Implement Security Awareness Training and Phishing Simulation
Training users to
be aware of what malicious emails and phishing attacks look like is an
important step in increasing your organization’s protection against business
email compromise. This kind of attacks target users that are unaware of
security issues, and trust that the emails they receive are genuine.
Security awareness training
can teach users what phishing emails look like, and instil crucial security behaviours,
like never replying to suspicious emails, and reporting them immediately to IT
departments. It can also be useful to for IT departments to implement policies
such as never paying invoices or transferring data without authorization from
multiple sources. Security Awareness Training helps to reinforce these
policies.
There are multiple
vendors who deliver Security Awareness Training as a service, offering
interactive and bite-sized learning courses to help users detect and report
phishing attacks. While not every user will need these courses, and not every
user will learn from them, implementing security awareness will still be useful
in improving your resilience against business email compromise.
In addition to
awareness training, many vendors also offer phishing simulation. This involves
admins creating simulated phishing emails, which look genuine. These emails are
then sent out to users to test how effectively they can spot phishing attacks.
This can be really
useful for IT teams to monitor how at risk they are from phishing attacks, and
to teach users what phishing attacks look like, and how vigilant they need to
be looking out for real email threats.
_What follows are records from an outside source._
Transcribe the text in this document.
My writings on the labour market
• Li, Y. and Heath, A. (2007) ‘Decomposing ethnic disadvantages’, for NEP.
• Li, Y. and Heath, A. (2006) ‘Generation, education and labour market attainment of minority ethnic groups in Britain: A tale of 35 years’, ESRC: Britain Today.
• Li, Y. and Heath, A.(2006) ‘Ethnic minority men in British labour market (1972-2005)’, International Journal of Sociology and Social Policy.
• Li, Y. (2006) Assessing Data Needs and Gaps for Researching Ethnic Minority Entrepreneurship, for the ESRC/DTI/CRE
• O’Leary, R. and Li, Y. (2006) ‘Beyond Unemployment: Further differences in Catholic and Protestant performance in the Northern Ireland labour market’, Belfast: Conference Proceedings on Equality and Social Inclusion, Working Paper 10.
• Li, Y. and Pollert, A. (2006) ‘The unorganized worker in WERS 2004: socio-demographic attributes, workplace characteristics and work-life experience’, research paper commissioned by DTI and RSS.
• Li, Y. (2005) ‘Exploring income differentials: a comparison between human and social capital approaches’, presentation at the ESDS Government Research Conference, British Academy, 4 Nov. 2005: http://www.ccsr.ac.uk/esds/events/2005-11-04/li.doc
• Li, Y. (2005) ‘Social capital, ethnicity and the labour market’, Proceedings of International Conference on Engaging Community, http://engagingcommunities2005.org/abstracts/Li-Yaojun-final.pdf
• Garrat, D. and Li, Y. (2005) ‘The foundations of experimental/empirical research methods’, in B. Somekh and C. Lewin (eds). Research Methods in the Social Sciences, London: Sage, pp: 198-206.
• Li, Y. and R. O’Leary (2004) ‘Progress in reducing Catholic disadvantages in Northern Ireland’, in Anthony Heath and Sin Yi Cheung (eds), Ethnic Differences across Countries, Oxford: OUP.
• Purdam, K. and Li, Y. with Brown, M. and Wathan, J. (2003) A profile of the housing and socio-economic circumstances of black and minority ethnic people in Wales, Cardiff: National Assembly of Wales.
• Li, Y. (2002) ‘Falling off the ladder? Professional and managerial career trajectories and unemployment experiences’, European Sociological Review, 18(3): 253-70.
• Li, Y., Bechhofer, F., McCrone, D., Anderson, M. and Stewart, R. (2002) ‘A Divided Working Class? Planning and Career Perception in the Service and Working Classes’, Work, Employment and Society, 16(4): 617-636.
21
Because of this, phishing simulation can
be a useful way of tackling business email compromise.
Implement Identity Management and Account Security
A final step in
implementing strong defences against account compromise is improving the
security of your accounts themselves. This has the benefit of stopping
attackers from being able to compromise your accounts in the first place, and
having a strong identity management solution in place can stop attackers
gaining access to accounts in the first place.
The most important
aspect to protecting accounts is ensuring that each user has a unique password
for all of their accounts, which cannot be easily guessed. Business password management
tools can help users to keep on top of their passwords, while allowing admins
to ensure users are keeping passwords updated regularly.
Alongside strong
passwords, each of your corporate accounts, but especially email should enforce
multi-factor authentication. Identity Management solutions offer multi-factor
authentication which can be enforced across all accounts. They will ensure that
accounts can only be accessed when a user has something they know (like a
password) and something they have, which can be a code from a text message, or
even a fingerprint. Obviously, it’s unlikely that even the most sophisticated
hacker will be able to steal a fingerprint from a target, so this is a great
step to take to thwart business email compromise attacks.
Some identity
management platforms take this further by offering Adaptive Authentication.
This analyses each request to log in individually, taking into account factors
such as the device being used, the location, and IP-reputation. This
information can immediately enforce multi-factor authentication, and alert IT
teams to suspicious attempts to login. This greatly improves account security,
without getting in the way of legitimate users logging into their accounts.